27. The Busstop Hurricanes
Sure, the whole band is frolicsome and tasty, but there's none so tart and tasty as Twisty Lemons, the guitar goddess with the perfect hair and the icy demeanor who reduces happily married men to gibbering morons. Catch a show for yourself. While singer Mick grinds on a table, Twisty's liable to climb up on a bar—her face as bored as Billy Zoom's—and shred like she's Ruyter Suys, but with a marvelous ennui. All, of course, while lying on her back. And while all their music's outrageously fast and fun, ask for "Burn," the cowboy serenade on the pawnshop guitar.
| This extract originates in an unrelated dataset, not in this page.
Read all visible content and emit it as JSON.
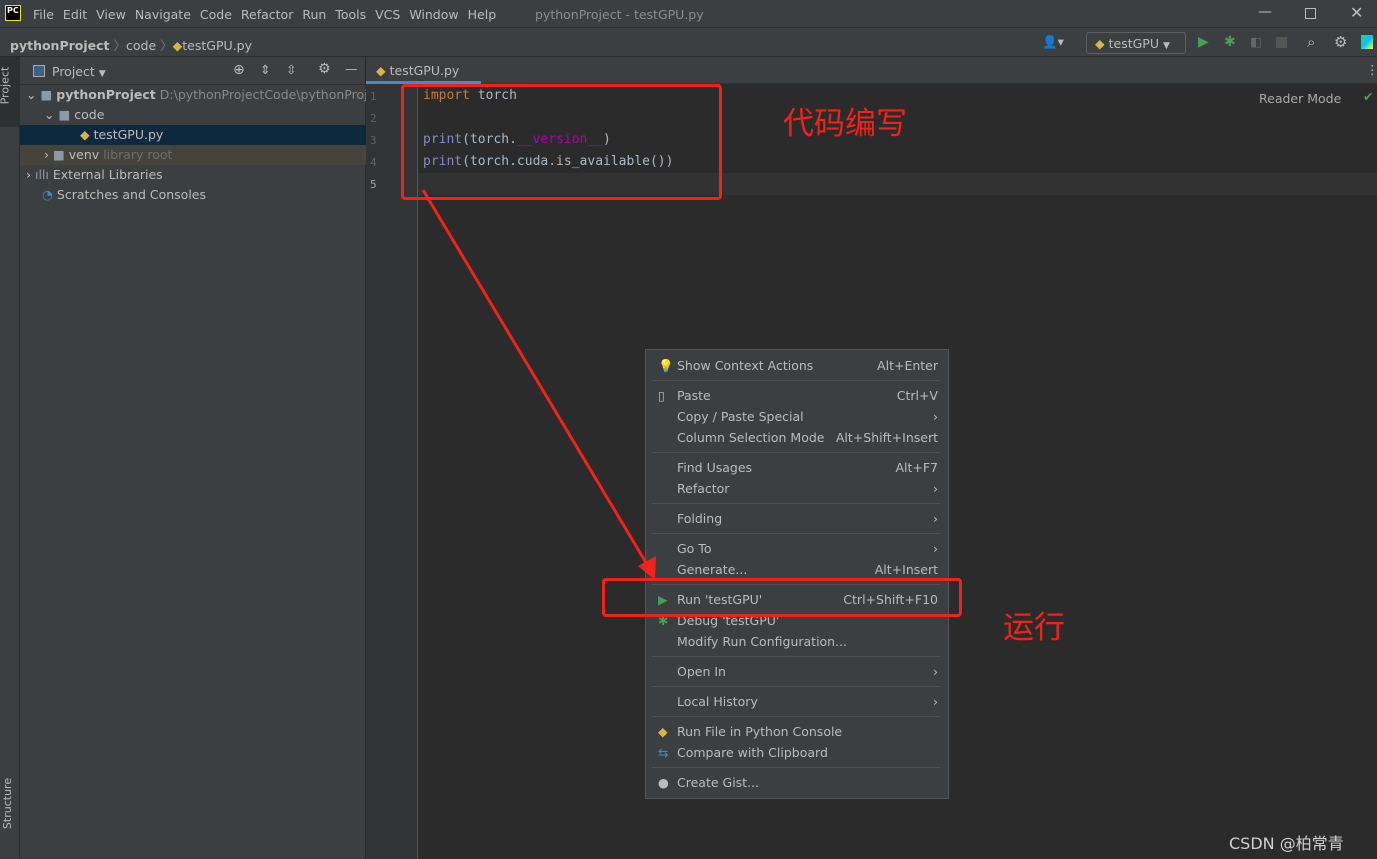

It's a preposterously beautiful love ballad with a Spanish gypsy beat, dark and smoky and horrendously perfect. Ask now.
28. Jackson Browne
The prototypical sensitive '70s singer-songwriter spent his teenage years attending Sunny Hills High in Fullerton, where his father taught. Browne also grew up to be the prototypical celebrity political activist, getting arrested while demonstrating against nuclear power plants, penning tunes decrying the Reagan administration's disastrous Central American policies, and putting on so many benefit concerts for progressive causes that it's a wonder how the guy with the omnipresent bowl cut has made any money. He got his musical start right here, playing open-mike hoot nights at assorted OC coffeehouses during the '60s. The genesis of Browne's political upbringing, though, was at Sunny Hills; whenever his uptight teachers went off about the longhairs protesting the Vietnam War (one of whom claimed that free speech activist Mario Savio was clearly insane just because, well, he looked insane), Browne would demand that the teach explain himself. Last time we were at the campus, we noticed a series of plaques paying tribute to famous Sunny Hills alums; Browne, needless to say, isn't represented there.
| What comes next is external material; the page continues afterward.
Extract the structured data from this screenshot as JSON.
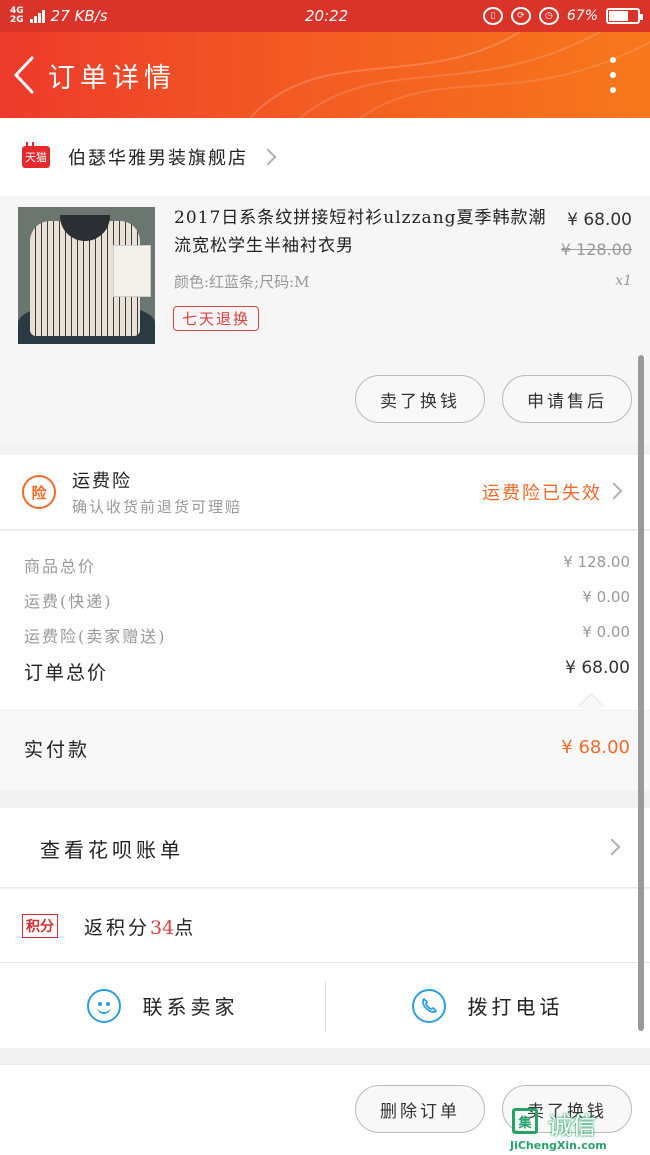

Sonichrome put out a brilliant pop-rock album on Capitol Records in 1998 called Breathe the Daylight, which tragically—and typically—went nowhere (pick it up for cheap at a good used CD shop). And we really do mean brilliant—every song, even the ballads and the distortion orgy that closes it, was a stunning, ridiculously catchy, hook-rich piece of work, and if we were ever to compile a list of Greatest Major-Label Albums by OC Bands, Breathe the Daylight would absolutely be in our Top 5. The thing so sticks to us that we can't help hearing Sonichrome svengali Chris Karn's voice loudly wailing "Steeeeeeep on outside, and breeeeeeeathe the daylight" every morning when we go out to fetch the mail—are we sick, or what? Karn, who also played guitar in oft-praised Standing Hawthorn before forming Sonichrome, is still active—these days fronting the band Deccatree—and can be found playing regular gigs in clubs like the Gypsy Lounge.